If you do happen to think that there is a source of morality beyond human beings… and I hear from quite a lot of people who are happy to rhapsodize on how Their-Favorite-Morality is built into the very fabric of the universe… then what if that morality tells you to kill people?

If you believe that there is any kind of stone tablet in the fabric of the universe, in the nature of reality, in the structure of logic—anywhere you care to put it—then what if you get a chance to read that stone tablet, and it turns out to say “Pain Is Good”? What then?

Maybe you should hope that morality isn’t written into the structure of the universe. What if the structure of the universe says to do something horrible?

And if an external objective morality does say that the universe should occupy some horrifying state… let’s not even ask what you’re going to do about that. No, instead I ask: What would you have wished for the external objective morality to be instead? What’s the best news you could have gotten, reading that stone tablet?

Go ahead. Indulge your fantasy. Would you want the stone tablet to say people should die of old age, or that people should live as long as they wanted? If you could write the stone tablet yourself, what would it say?

Maybe you should just do that?

I mean… if an external objective morality tells you to kill people, why should you even listen?

There is a courage that goes beyond even an atheist sacrificing their life and their hope of immortality.

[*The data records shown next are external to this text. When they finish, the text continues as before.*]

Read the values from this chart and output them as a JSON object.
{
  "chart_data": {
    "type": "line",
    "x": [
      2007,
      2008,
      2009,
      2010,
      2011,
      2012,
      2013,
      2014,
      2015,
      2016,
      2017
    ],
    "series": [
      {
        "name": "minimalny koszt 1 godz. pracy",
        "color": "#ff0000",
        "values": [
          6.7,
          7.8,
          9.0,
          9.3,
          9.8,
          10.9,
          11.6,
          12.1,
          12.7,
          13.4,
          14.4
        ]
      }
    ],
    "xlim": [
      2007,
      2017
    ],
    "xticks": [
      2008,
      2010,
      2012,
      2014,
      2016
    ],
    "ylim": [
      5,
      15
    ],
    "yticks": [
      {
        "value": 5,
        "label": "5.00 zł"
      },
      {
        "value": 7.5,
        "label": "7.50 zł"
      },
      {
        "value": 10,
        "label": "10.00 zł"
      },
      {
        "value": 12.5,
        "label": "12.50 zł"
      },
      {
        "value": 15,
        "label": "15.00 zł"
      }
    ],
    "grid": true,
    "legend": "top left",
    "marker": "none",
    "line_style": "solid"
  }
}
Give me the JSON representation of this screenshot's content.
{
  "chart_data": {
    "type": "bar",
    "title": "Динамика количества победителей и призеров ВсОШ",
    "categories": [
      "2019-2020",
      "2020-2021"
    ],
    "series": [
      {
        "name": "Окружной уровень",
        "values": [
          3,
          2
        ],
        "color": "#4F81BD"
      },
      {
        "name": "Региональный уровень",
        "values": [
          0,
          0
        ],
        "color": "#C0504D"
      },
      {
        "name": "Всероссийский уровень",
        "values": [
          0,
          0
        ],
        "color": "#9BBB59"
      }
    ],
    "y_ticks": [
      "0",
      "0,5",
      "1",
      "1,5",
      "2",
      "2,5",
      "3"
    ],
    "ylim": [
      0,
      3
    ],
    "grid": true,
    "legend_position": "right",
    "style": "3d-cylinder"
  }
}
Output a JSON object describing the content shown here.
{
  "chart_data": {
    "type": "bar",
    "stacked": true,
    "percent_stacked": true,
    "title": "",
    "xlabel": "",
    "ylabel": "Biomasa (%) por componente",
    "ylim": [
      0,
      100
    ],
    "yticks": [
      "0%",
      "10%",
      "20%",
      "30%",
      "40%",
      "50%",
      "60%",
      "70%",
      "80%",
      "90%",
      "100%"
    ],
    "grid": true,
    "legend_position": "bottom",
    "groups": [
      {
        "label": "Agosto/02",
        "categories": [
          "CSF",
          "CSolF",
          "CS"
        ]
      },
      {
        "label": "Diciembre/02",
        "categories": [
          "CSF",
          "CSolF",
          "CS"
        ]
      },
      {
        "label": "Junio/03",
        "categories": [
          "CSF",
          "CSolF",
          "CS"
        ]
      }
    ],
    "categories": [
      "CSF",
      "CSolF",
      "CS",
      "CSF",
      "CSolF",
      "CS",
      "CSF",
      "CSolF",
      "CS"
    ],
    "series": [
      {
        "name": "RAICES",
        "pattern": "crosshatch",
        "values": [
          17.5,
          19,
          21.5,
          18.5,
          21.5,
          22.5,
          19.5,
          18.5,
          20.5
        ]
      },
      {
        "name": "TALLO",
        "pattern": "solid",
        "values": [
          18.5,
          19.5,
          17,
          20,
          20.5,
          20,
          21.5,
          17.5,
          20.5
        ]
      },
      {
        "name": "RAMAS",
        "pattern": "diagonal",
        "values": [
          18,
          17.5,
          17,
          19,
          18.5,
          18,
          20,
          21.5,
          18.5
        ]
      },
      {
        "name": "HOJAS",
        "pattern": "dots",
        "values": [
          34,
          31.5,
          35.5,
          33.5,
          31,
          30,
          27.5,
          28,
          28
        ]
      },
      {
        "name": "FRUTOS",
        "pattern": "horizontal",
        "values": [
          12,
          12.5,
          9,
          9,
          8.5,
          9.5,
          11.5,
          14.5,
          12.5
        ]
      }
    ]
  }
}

It is the courage of a theist who goes against what they believe to be the Will of God, choosing eternal damnation and defying even morality in order to rescue a slave, or speak out against hell, or kill a murderer… You don’t get a chance to reveal that virtue without making fundamental mistakes about how the universe works, so it is not something to which a rationalist should aspire. But it warms my heart that humans are capable of it.

I have previously spoken of how, to achieve rationality, it is necessary to have some purpose so desperately important to you as to be more important than “rationality”, so that you will not choose “rationality” over success.

To learn the Way, you must be able to unlearn the Way; so you must be able to give up the Way; so there must be something dearer to you than the Way. This is so in questions of truth, and in questions of strategy, and also in questions of morality.

The “moral void” of which this post is titled, is not the terrifying abyss of utter meaningless. Which for a bottomless pit is surprisingly shallow; what are you supposed to do about it besides wearing black makeup?

No. The void I’m talking about is a virtue which is nameless.